# Marriage is so difficult



## highroad (Oct 3, 2010)

I have been married for 7 years now and we have 2 great kids ages 4years and 6 months. It seems like my marriage is so one sided. I just recently left my job so I can stay home and take care of our children, which is a decision that my husband and I made together. I know my husband works hard for us and has a long commute but I also feel like I work hard at home too. Whenever my husband gets home he changes and goes outside to work on the house then he eats dinner with us and then goes downstairs to work on his computer for work. It seems like he is avoiding us. I have asked him about this and there is always an excuse like I have a lot to do for work right now or there are only so many weeks left that I can work outside. By the time he is done he is too tired for any of us. Although sometimes his friends will come help with work around the house and I make dinner for them too then after they are done eating they watch football while I clean up and get the kids to bed. I NEVER have time to do anything for myself. My husband says that I should just tell him when I want to do something but it seems like he always has a reason why that day isn't good for him to watch the kids. He also has started making wine with his friends and now it is the start of hunting season so we see him even less. Just yesterday my sister and her kids came over while he was working on the house. We went out with the kids and then ate lunch out--which doesn't happen very often. When I got home he was laying on the couch cause he was tired. I put my son in an exersaucer so I could make his bottle and get my daughter in her jammies. Meanwhile my son was screaming--right next to my husband. He didn't move to get him so I said do you hear him??? He yelled at me like I have never heard before about how he just sat down and how tired he was. Then my daughter wanted to lay with him and he yelled at her too. By that time everyone was crying. We went to bed mad and in the morning he said he was mad at me cause I am not nice to him. And he is mad that I wouldn't have even offered to bring something back from lunch for him--even though I did. And now he has left to go hunting all night so it looks like I will be making dinner and putting kids to bed by myself again. This kind of thing happens ALL the time. Does anyone have any advice for me? I am so tired of feeling like this.


----------



## seeking sanity (Oct 20, 2009)

This is tough and sadly typical. Young kids are a challenge to any marriage. It sounds like you both are feeling the pressure. 
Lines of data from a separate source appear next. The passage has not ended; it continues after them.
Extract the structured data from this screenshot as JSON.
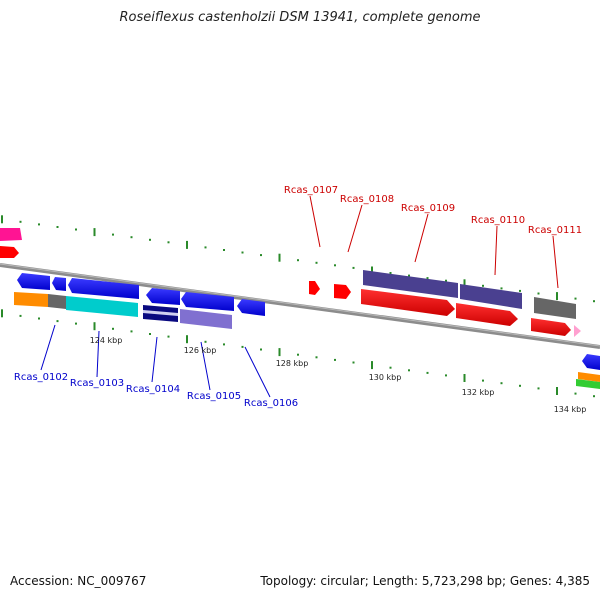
{
  "title": "Roseiflexus castenholzii DSM 13941, complete genome",
  "footer": {
    "accession": "Accession: NC_009767",
    "topology": "Topology: circular; Length: 5,723,298 bp; Genes: 4,385"
  },
  "kbp_labels": [
    "124 kbp",
    "126 kbp",
    "128 kbp",
    "130 kbp",
    "132 kbp",
    "134 kbp"
  ],
  "gene_labels_top": [
    "Rcas_0107",
    "Rcas_0108",
    "Rcas_0109",
    "Rcas_0110",
    "Rcas_0111"
  ],
  "gene_labels_bottom": [
    "Rcas_0102",
    "Rcas_0103",
    "Rcas_0104",
    "Rcas_0105",
    "Rcas_0106"
  ],
  "colors": {
    "top_label": "#cc0000",
    "bottom_label": "#0000cc",
    "backbone": "#8c8c8c",
    "tick": "#2a8a2a",
    "forward_gene": "#ff0000",
    "reverse_gene": "#0000ff",
    "cyan_feature": "#00cccc",
    "purple_feature": "#4a4090",
    "lavender_feature": "#8070d0",
    "gray_feature": "#666666",
    "orange_feature": "#ff8c00",
    "pink_feature": "#ff1493"
  }
}
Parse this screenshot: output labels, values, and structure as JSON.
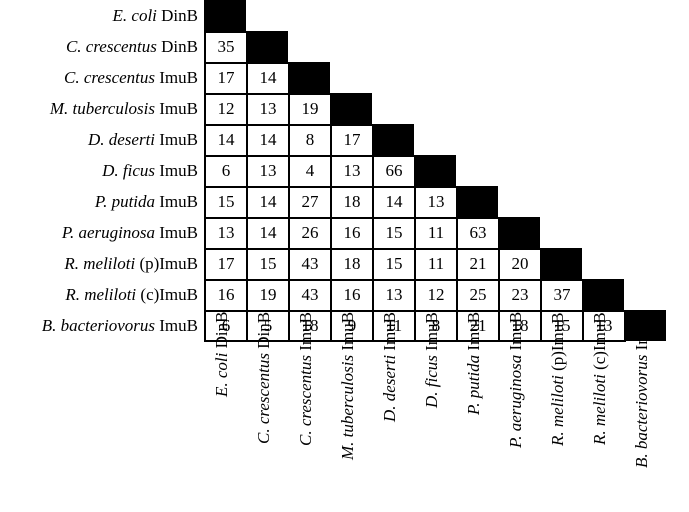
{
  "labels": [
    {
      "species": "E. coli",
      "suffix": " DinB"
    },
    {
      "species": "C. crescentus",
      "suffix": " DinB"
    },
    {
      "species": "C. crescentus",
      "suffix": " ImuB"
    },
    {
      "species": "M. tuberculosis",
      "suffix": " ImuB"
    },
    {
      "species": "D. deserti",
      "suffix": " ImuB"
    },
    {
      "species": "D. ficus",
      "suffix": " ImuB"
    },
    {
      "species": "P. putida",
      "suffix": " ImuB"
    },
    {
      "species": "P. aeruginosa",
      "suffix": " ImuB"
    },
    {
      "species": "R. meliloti",
      "suffix": " (p)ImuB"
    },
    {
      "species": "R. meliloti",
      "suffix": " (c)ImuB"
    },
    {
      "species": "B. bacteriovorus",
      "suffix": " ImuB"
    }
  ],
  "chart_data": {
    "type": "table",
    "matrix": [
      [],
      [
        35
      ],
      [
        17,
        14
      ],
      [
        12,
        13,
        19
      ],
      [
        14,
        14,
        8,
        17
      ],
      [
        6,
        13,
        4,
        13,
        66
      ],
      [
        15,
        14,
        27,
        18,
        14,
        13
      ],
      [
        13,
        14,
        26,
        16,
        15,
        11,
        63
      ],
      [
        17,
        15,
        43,
        18,
        15,
        11,
        21,
        20
      ],
      [
        16,
        19,
        43,
        16,
        13,
        12,
        25,
        23,
        37
      ],
      [
        6,
        5,
        18,
        9,
        11,
        8,
        21,
        18,
        15,
        13
      ]
    ],
    "diagonal_color": "#000000"
  }
}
How to fix this: Marriage counseling, or at least, some honest negotiation of roles and expectations. You are wanting him to do things but are not explicitly asking for them. He is taking you for granted.

He doesn't see it right now, but this dynamic is going to lead to resentment in you, lack of sex, possibly depression, and then a bunch of other bad stuff.

I would have an honest discussion about how you don't feel valued, with the goal of negotiating SPECIFICALLY what tasks you will both take on so you can both feel like you get some alone time and time with the family.

The key is to be specific about actions, because he won't understand how to fix this if you just tell him your feelings.


----------



## GoDucks (May 19, 2010)

I agree with 'seeking'... Your story sounds close to ours from the time our kids were young and more demanding.

For us, some specific things that worked (this is just to give you ideas, not that you should do these):
-I went to the gym at 8pm on Monday, Tuesday, Thursday, and didn't have to worry about coming home until 10ish (So I always got in a little girls night on one of those).
-I started taking the kids on Saturdays, him on Sundays - for about a 6 hour block. Anything goes for activities, but we generally tried to leave the house (so the other could sleep, watch football, just be a grownup!)
-We had to give up on the house being so well tended. We are messier now than we used to be.
-We divided up a few chores specifically, so we both knew what the other was doing. (I got groceries, laundry, etc. He mowed, vacuumed, etc.)
-started switching off with neighbors to get a DATE in e/o weekend. (We babysat for them interchangeably, too). ... Honestly, based on your post above, this sounds like what you need!.

The other thoughts I have on your post above...
It's possible your H is just feeling very responsible. The financial pressure may be mounting for him, as you don't bring in income. 

Meanwhile, you know every detail that happens with the kids, and he is missing all that. He's a bit jealous.

Finally, he may be leaving you to handle the kids all the time simply because you're good at it. He might feel like he's somehow inferior, and it's easier to do other useful stuff around the house.


----------



## unbelievable (Aug 20, 2010)

There's just not going to be a fair distribution of childcare duties in your situation. You're a stay-at-home mom, so you are going to be primary. There still needs to be some reasonable, predictable "time off" for you, too. Counseling might help if you can get him to go. If you and he could agree on one day a week for your "alone" time and maybe a few hours a week for "you and husband" time. If he knows these hours are already taken, he could just adjust his other activities around them. Every employee needs a day off and that's something he should be able to relate to. Every couple needs "date" time together, too. His hunting buddies don't raise his kids. They won't be taking care of him when he can't take care of himself. At the end of his life, he won't be looking around for hunting buddies. He'll be looking for you. The day will soon come when he'll wish his daughter would spend time with him. We generally get out of a relationship about what we invest into it. A well maintained house won't mean much if it's up for sale due to a divorce or some other guy is living in it with your wife and kids. We all work on our relationships every day. We're either working to strengthen them or we're working to kill them. He needs to get his priorities straight.


----------